In Germany, an additional, value-based merger control threshold came into force in 2017 which aims to capture digital market transactions with significant potential competition effects and therefore address the above mentioned loophole. The FCO will now review mergers where the value of the consideration paid exceeds €400 million and where the parties are active in Germany to a significant extent. The addition of a criteria looking at the value of the consideration of the transaction looks at a company's potential and therefore its competitive relevance.

ii. EU

In response to the debate on the adequacy and effectiveness of purely turnover based merger notification thresholds in the digital age, the European Commission launched a public consultation on the EU merger control thresholds in October 2016. The consultation and proposed changes aim to simplify the current functioning of the Merger Control Regulation and modernise the assessment for the digital economy.

The Commission specifically mentions the fact that in the digital sector, some target companies, while having generated little turnover, could play a crucial competitive role because they hold commercially valuable data not captured by the current merger threshold tests. The current proposals include the introduction of a "size of the transaction test" in similar terms to the new German merger control test. 

Interestingly, the EU has published the comments submitted in response to the consultation and the vast majority of national competition authorities oppose the Commission's proposal.  That may be one reason that it appears not yet to have reached any conclusion.  

d. Market investigations

Enabling access to data is increasingly being seen by competition authorities as a key way of ensuring competition in a market. By way of an example, following the UK CMA's two high profile market investigations in the UK energy market and the current account banking sector, in both cases the CMA opted for forced data sharing as part of its remedy package. Incumbent energy suppliers must disclose their customer lists to other operators including in situations where a current tariff is coming to an end, to allow other operators to target new customers. Data protection concerns were partly appeased by an option for customers to opt out. In the banking sector, a similar remedy now termed "Open banking" is due to come into force in January 2018, allowing current account customer data to be accessed directly by licensed banking start-ups.

Conclusion

In recent years there has been a lot of noise surrounding competition law's impact on Big Data. The above mentioned legal developments indicate that the Commission along with national authorities is beginning to bite on several fronts and this trend is likely to increase. It seems likely that we are moving to a method of competition law enforcement that takes account of privacy and data protection issues.   

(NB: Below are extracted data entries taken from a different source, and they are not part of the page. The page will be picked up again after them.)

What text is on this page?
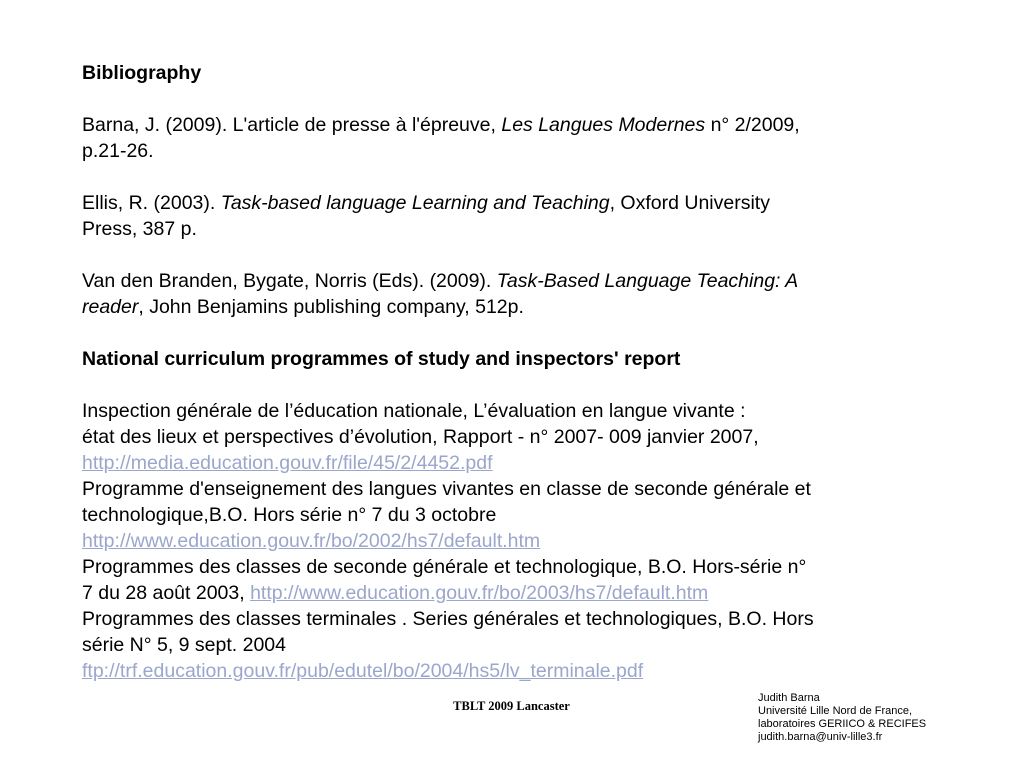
Bibliography
Barna, J. (2009). L'article de presse à l'épreuve, Les Langues Modernes n° 2/2009,
p.21-26.
Ellis, R. (2003). Task-based language Learning and Teaching, Oxford University
Press, 387 p.
Van den Branden, Bygate, Norris (Eds). (2009). Task-Based Language Teaching: A
reader, John Benjamins publishing company, 512p.
National curriculum programmes of study and inspectors' report
Inspection générale de l’éducation nationale, L’évaluation en langue vivante :
état des lieux et perspectives d’évolution, Rapport - n° 2007- 009 janvier 2007,
http://media.education.gouv.fr/file/45/2/4452.pdf
Programme d'enseignement des langues vivantes en classe de seconde générale et
technologique,B.O. Hors série n° 7 du 3 octobre
http://www.education.gouv.fr/bo/2002/hs7/default.htm
Programmes des classes de seconde générale et technologique, B.O. Hors-série n°
7 du 28 août 2003, http://www.education.gouv.fr/bo/2003/hs7/default.htm
Programmes des classes terminales . Series générales et technologiques, B.O. Hors
série N° 5, 9 sept. 2004
ftp://trf.education.gouv.fr/pub/edutel/bo/2004/hs5/lv_terminale.pdf
TBLT 2009 Lancaster
Judith Barna
Université Lille Nord de France,
laboratoires GERIICO & RECIFES
judith.barna@univ-lille3.fr
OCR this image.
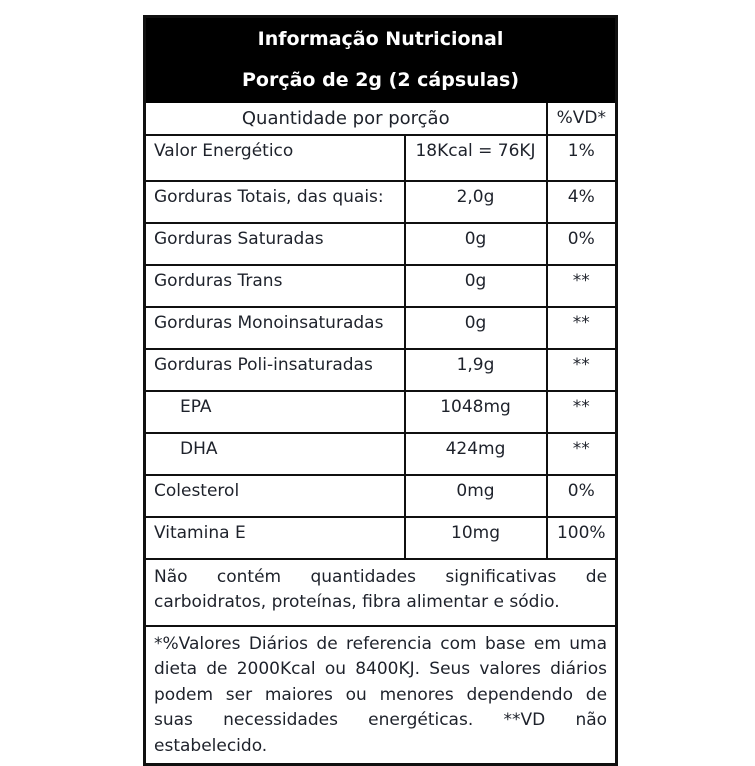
Informação Nutricional
Porção de 2g (2 cápsulas)		

Quantidade por porção		%VD*
Valor Energético	18Kcal = 76KJ	1%
Gorduras Totais, das quais:	2,0g	4%
Gorduras Saturadas	0g	0%
Gorduras Trans	0g	**
Gorduras Monoinsaturadas	0g	**
Gorduras Poli-insaturadas	1,9g	**
EPA	1048mg	**
DHA	424mg	**
Colesterol	0mg	0%
Vitamina E	10mg	100%
Não contém quantidades significativas de carboidratos, proteínas, fibra alimentar e sódio.		
*%Valores Diários de referencia com base em uma dieta de 2000Kcal ou 8400KJ. Seus valores diários podem ser maiores ou menores dependendo de suas necessidades energéticas. **VD não estabelecido.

Dominant market players should watch out for new categories of abuse which are likely to be road tested by competition authorities. Tech companies in general should also tread carefully when it comes to exclusive licensing or exclusive access to important data sets. On the merger control front however, with the exception of Germany, any potential changes to the merger filing thresholds are currently at an embryonic stage. However, when looking at the substantive assessment, it seems that the Commission has already begun to take companies' ability to accumulate and process data sets into account.